I'm working on a computer program that has to express sines/cosines of angles discretely, and in trying to figure out a multiplier ($n$ below) I stumbled on a really interesting problem:
Given a trig function $\sin x$ or $\cos x$, the result of which is to be multiplied by an integer $n$ and then rounded, what kind of resolution in degrees do you get given a certain $n$?

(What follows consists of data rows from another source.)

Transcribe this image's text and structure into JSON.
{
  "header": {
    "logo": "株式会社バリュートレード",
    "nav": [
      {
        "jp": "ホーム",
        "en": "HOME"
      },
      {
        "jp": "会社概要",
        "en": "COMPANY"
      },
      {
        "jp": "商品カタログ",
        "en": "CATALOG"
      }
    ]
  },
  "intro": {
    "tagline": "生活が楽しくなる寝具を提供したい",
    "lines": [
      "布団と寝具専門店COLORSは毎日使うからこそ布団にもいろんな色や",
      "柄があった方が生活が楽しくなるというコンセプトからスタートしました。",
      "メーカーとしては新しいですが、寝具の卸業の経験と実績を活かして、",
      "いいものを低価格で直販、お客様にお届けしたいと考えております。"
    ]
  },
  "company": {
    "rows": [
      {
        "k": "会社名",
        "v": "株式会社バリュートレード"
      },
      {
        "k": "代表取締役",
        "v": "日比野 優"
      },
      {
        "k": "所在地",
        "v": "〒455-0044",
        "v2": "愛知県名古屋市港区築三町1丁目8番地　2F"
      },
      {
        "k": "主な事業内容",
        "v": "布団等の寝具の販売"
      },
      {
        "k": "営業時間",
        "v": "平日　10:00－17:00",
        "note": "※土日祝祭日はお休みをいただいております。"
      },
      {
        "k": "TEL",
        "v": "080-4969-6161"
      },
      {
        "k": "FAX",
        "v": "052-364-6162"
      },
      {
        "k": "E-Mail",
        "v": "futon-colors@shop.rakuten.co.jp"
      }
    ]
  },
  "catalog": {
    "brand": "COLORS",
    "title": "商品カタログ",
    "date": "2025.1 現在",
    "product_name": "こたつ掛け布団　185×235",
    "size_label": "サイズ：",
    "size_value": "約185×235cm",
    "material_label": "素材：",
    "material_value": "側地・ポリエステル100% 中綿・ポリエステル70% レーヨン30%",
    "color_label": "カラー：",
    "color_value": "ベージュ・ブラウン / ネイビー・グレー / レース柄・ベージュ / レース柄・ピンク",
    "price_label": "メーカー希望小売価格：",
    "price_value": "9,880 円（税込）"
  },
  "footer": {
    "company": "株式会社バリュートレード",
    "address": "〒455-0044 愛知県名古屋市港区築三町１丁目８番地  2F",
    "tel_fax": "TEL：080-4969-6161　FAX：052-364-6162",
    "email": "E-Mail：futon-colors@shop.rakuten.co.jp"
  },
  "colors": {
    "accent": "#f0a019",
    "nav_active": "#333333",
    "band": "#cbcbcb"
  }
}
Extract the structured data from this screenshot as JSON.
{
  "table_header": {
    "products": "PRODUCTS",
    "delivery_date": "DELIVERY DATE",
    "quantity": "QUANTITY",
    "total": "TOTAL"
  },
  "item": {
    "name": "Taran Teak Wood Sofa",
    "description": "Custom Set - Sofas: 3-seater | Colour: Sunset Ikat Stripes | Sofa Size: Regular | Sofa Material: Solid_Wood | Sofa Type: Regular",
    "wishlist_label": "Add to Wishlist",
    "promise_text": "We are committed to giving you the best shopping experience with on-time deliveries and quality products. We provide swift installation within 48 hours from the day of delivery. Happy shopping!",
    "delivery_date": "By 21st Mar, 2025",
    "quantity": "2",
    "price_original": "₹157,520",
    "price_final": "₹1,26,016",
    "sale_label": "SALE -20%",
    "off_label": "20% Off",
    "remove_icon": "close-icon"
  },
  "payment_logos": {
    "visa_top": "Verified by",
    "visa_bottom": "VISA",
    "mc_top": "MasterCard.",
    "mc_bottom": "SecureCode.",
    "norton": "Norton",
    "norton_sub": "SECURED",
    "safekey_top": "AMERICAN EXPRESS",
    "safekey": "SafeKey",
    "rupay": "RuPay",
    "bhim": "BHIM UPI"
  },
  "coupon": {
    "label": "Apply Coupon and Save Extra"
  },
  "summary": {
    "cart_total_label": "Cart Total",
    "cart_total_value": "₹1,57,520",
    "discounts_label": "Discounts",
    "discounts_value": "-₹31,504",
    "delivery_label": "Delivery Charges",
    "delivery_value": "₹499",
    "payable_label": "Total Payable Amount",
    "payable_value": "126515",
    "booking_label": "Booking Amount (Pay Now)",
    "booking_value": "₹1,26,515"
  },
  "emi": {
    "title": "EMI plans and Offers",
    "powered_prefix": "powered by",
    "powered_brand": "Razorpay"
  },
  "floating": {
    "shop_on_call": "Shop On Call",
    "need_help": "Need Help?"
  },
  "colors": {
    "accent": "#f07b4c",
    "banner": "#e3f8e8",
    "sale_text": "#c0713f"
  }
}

Here's an example, where I use $[x]$ to denote rounding $x$ to the nearest integer. Let $M$ be the set of all achievable discrete sine/cosine pairs $\left
If $n$ is $2$, then $$[n\sin x]\in\{-2, -1, 0, 1, 2\} \\ [n\cos x]\in\{-2, -1, 0, 1, 2\} \\ M = \{\left<-2, -2\right>, \left<-2, -1\right>, \left<-2, 0\right>, \left<-2, 1\right>, \left<-2, 2\right>, \left<-1, -2\right>, \left<-1, -1\right>, \left<-1, 0\right>, \left<-1, 1\right>, \left<-1, 2\right>, \left<0, -2\right>, \left<0, -1\right>, \left<0, 0\right>, \left<0, 1\right>, \left<0, 2\right>, \left<1, -2\right>, \left<1, -1\right>, \left<1, 0\right>, \left<1, 1\right>, \left<1, 2\right>, \left<2, -2\right>, \left<2, -1\right>, \left<2, 0\right>, \left<2, 1\right>, \left<2, 2\right>\}$$
Except some of these values in $M$ are duplicates when you consider that to get from $M$ (sine/cosine) to $L$ (the angles that got you there), the most convenient formula is $L_k = \arcsin\left(\frac{{M_k}_y}{{M_k}_x}\right)$ and clearly some combinations above in $M$ yield the same angles, like $\left<-2, -2\right>, \left<-1, 1\right>, \left<0, 0\right>,$ $\left<1, 1\right>$ and $\left<2, 2\right>$, all of which yield $\pi/2$. In short, $L$ here is actually as follows:
$$L = \{-90°, -63.435...°, -45°, 0°, 45°, 63.435...°, 90°\}$$
Originally I tried to solve this algebraically, assuming a minimum-uniquely-resolvable angle $x$ (basically the resolution) and an iterator $k$ as follows, so as you increase the input angle by $x$, the minimum amount that will yield an increase in output after rounding, you increase the discrete output $n\sin x$ by 1. Note that $k$ had to be restricted to less than $\frac{2\pi}{x}$ because any further than that and you've gone a full circle: $$n\sin(x\cdot k) + 1 = n\sin\left(x\cdot(k+1)\right) \quad\forall\quad 0 \leq k \leq \frac{2\pi}{x}$$
However, after spending a while with trig identities and not finding anything fruitful, I realized that solving for $x$ given $n$ in trig functions was complicated enough without the additional variable $k$, so I tried simplifying or re-expressing it as $$n\sin(x) + 1 = n\sin(2x)$$ or alternatively with k serving as an adder instead of a multiplier between $-2\pi$ and $2\pi - x$ as $$n\sin(k) + 1 = n\sin(k + x)$$
And yet this too escapes algebraic solutions. It seems the results just can't be extracted from the sine function, so finally I resorted to graphical results. Graphed with $x$ on the $x$ axis and $n$ on the $y$ axis, this should show all possible values for $x$, with the minimum-uniquely-resolvable $x$, or resolution as the lowest possible value of $x$ at the desired $n$ $y$ value. I animated k, with our new version of the function outputting the minimum point in $x$ along the desired $n$ $y$ value that stays in place as $k$ changes, but SE wouldn't accept the animated image, so here's a shot 3D graphed with $k$ as the $z$ axis, which makes it pretty clear that the for all $0 \leq k \leq \frac{2\pi}{x}$ condition isn't going to happen because there is no one value of $x$ consistent across $k$ at $z$, proving that this whole exercise was made with the very faulty assumption that there's some set resolution $x$ instead of an average resolution.
How would I possibly find a reasonable result for this problem, now that you've seen a good part of my failed process above?